Sunday, July 20, 2008

Incentives Matter

Incentives matter and so do disincentives. Few things provide as significant a disincentive as relatively high tax rates and high costs of doing business. People and economic activity tend to flow to places with fewer disincentives.

Bulgaria has recently instituted a flat 10% tax rate for both individuals and businesses. The results are pretty dramatic. (From Stephen Moore writing in OpinionJournal.com)

Ms. Kostidinova... tells me: "The situation was getting desperate in Bulgaria. We were losing our population and our best workers. They were leaving for Western Europe to find jobs and the No.1 form of foreign capital came from remittances." All that began to change when the corporate tax was cut to 10% in 2007 and the personal income tax to 10% in January of this year. "We told the politicians that it was symbolically important for Bulgaria to have the lowest flat tax. We were surrounded by flat tax countries, we wanted to be the nation most friendly to capital and business."

Result: A country that ten years ago had a 12% unemployment rate now has a 6% jobless rate. Instead of people leaving Bulgaria to find jobs, "now it is the reverse. Western Europeans now come to Bulgaria for jobs. We're gaining population now," she says.

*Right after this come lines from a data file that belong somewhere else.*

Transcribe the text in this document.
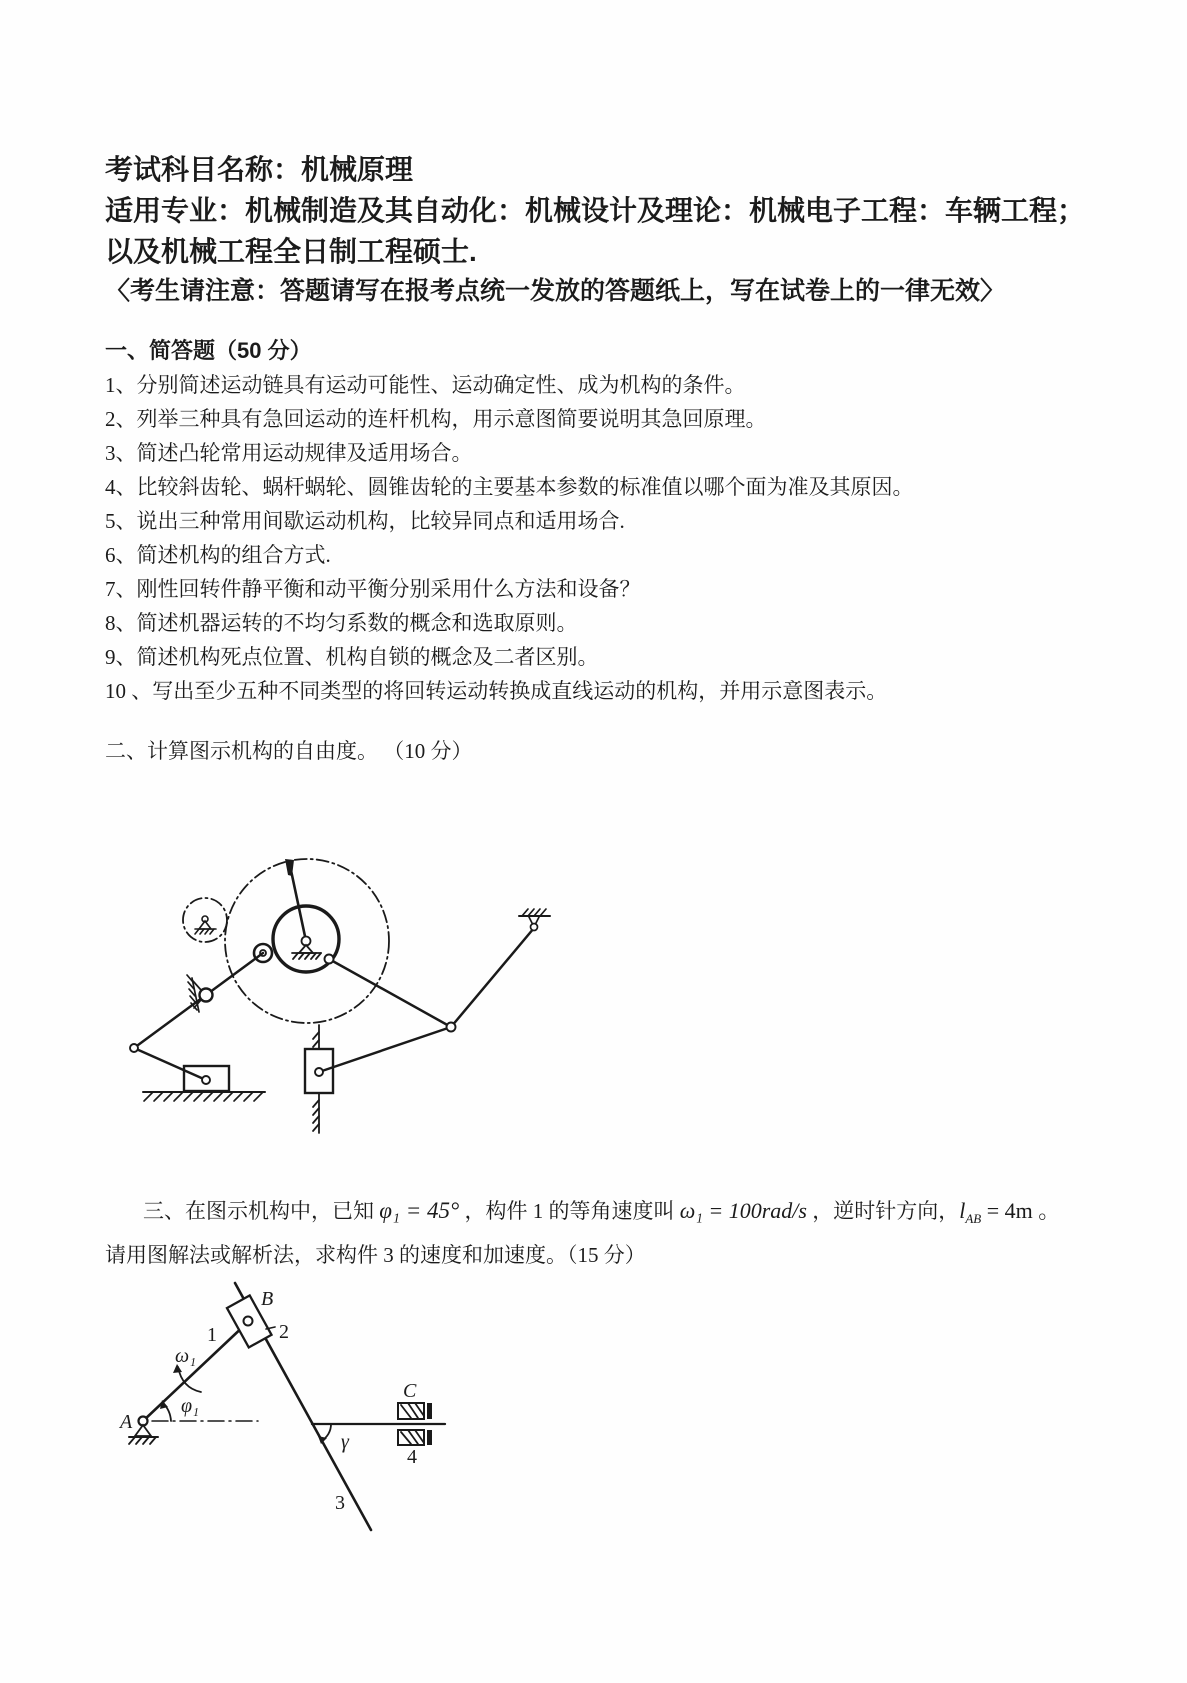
考试科目名称：机械原理
适用专业：机械制造及其自动化：机械设计及理论：机械电子工程：车辆工程；
以及机械工程全日制工程硕士.
〈考生请注意：答题请写在报考点统一发放的答题纸上，写在试卷上的一律无效〉
一、简答题（50 分）
1、分别简述运动链具有运动可能性、运动确定性、成为机构的条件。
2、列举三种具有急回运动的连杆机构，用示意图简要说明其急回原理。
3、简述凸轮常用运动规律及适用场合。
4、比较斜齿轮、蜗杆蜗轮、圆锥齿轮的主要基本参数的标准值以哪个面为准及其原因。
5、说出三种常用间歇运动机构，比较异同点和适用场合.
6、简述机构的组合方式.
7、刚性回转件静平衡和动平衡分别采用什么方法和设备？
8、简述机器运转的不均匀系数的概念和选取原则。
9、简述机构死点位置、机构自锁的概念及二者区别。
10 、写出至少五种不同类型的将回转运动转换成直线运动的机构，并用示意图表示。
二、计算图示机构的自由度。 （10 分）
三、在图示机构中，已知 φ₁ = 45° ，构件 1 的等角速度叫 ω₁ = 100rad/s ，逆时针方向，$l_{AB} = 4m$ 。
请用图解法或解析法，求构件 3 的速度和加速度。（15 分）
A
B
C
1	2
3
4
ω₁
φ₁
γ
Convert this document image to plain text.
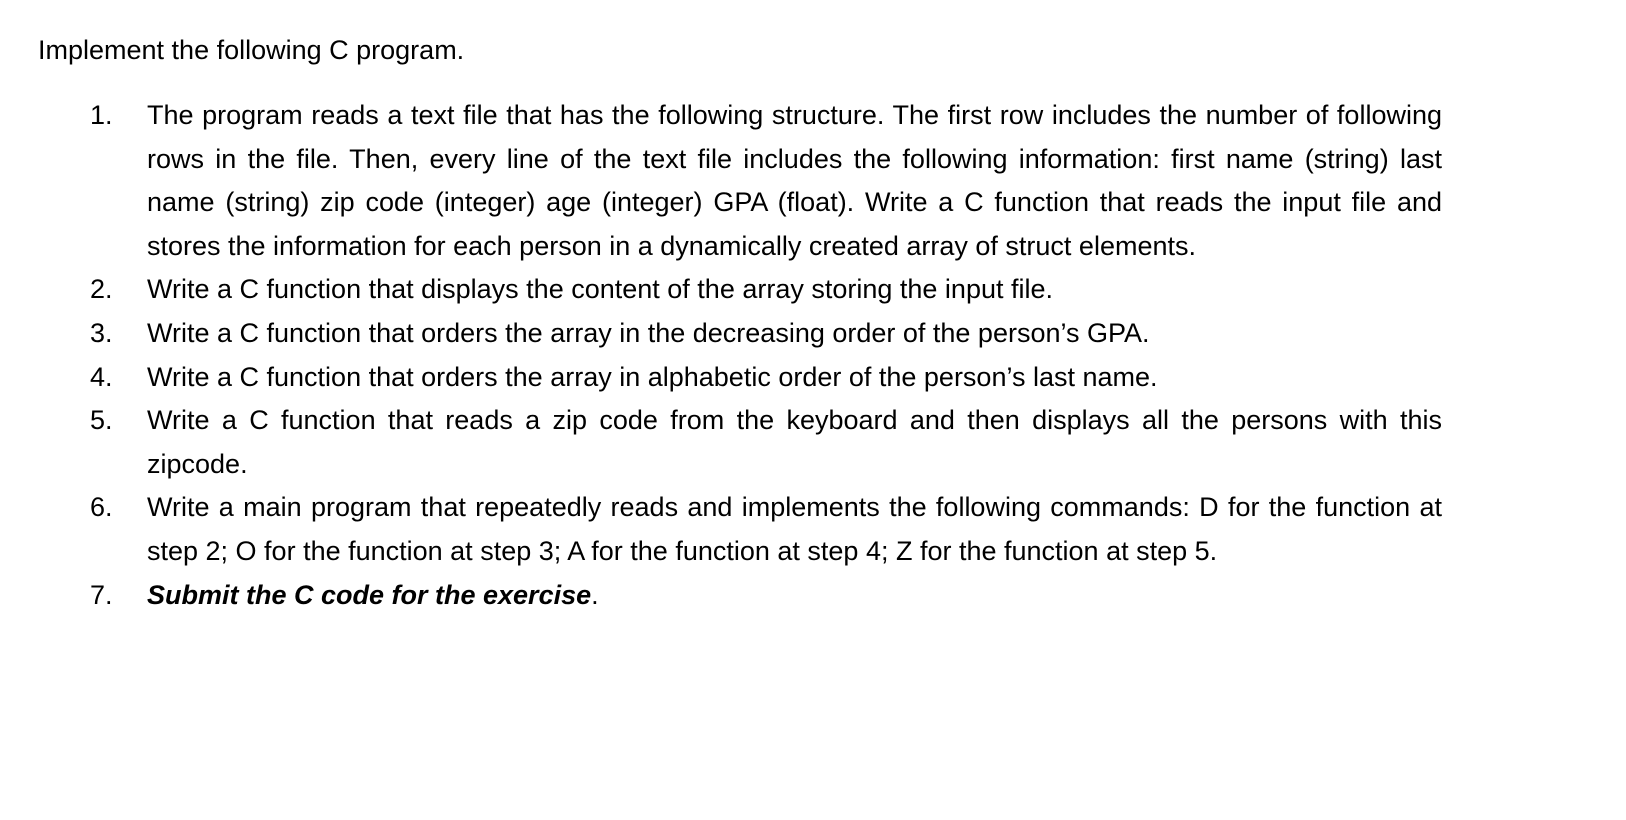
Implement the following C program.
1.	The program reads a text file that has the following structure. The first row includes the number of following rows in the file. Then, every line of the text file includes the following information: first name (string) last name (string) zip code (integer) age (integer) GPA (float). Write a C function that reads the input file and stores the information for each person in a dynamically created array of struct elements.
2.	Write a C function that displays the content of the array storing the input file.
3.	Write a C function that orders the array in the decreasing order of the person’s GPA.
4.	Write a C function that orders the array in alphabetic order of the person’s last name.
5.	Write a C function that reads a zip code from the keyboard and then displays all the persons with this zipcode.
6.	Write a main program that repeatedly reads and implements the following commands: D for the function at step 2; O for the function at step 3; A for the function at step 4; Z for the function at step 5.
7.	Submit the C code for the exercise.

Closer to home, the California State Automobile association is moving its call center operations to Arizona and Oklahoma.

The California State Automobile Association has decided to close its call centers in California, including one in the East Bay, and shift hundreds of jobs to CSAA call centers in other states...

The departure of the call centers is tied to what over the last decade has become an economic bogeyman for a number of businesses with major operations in California: the state's chilly business climate.

"It costs more to do business in California than in other states," said Cynthia Harris, a spokeswoman for CSAA. "Moving our call center operations to states outside of California gives us an opportunity to reduce our operating costs."

As an aside, I wasn't aware that there was a beach between Arizona and California.

The jobs, about 900 in all, will be sent offshore to Arizona and Oklahoma where wages are cheaper.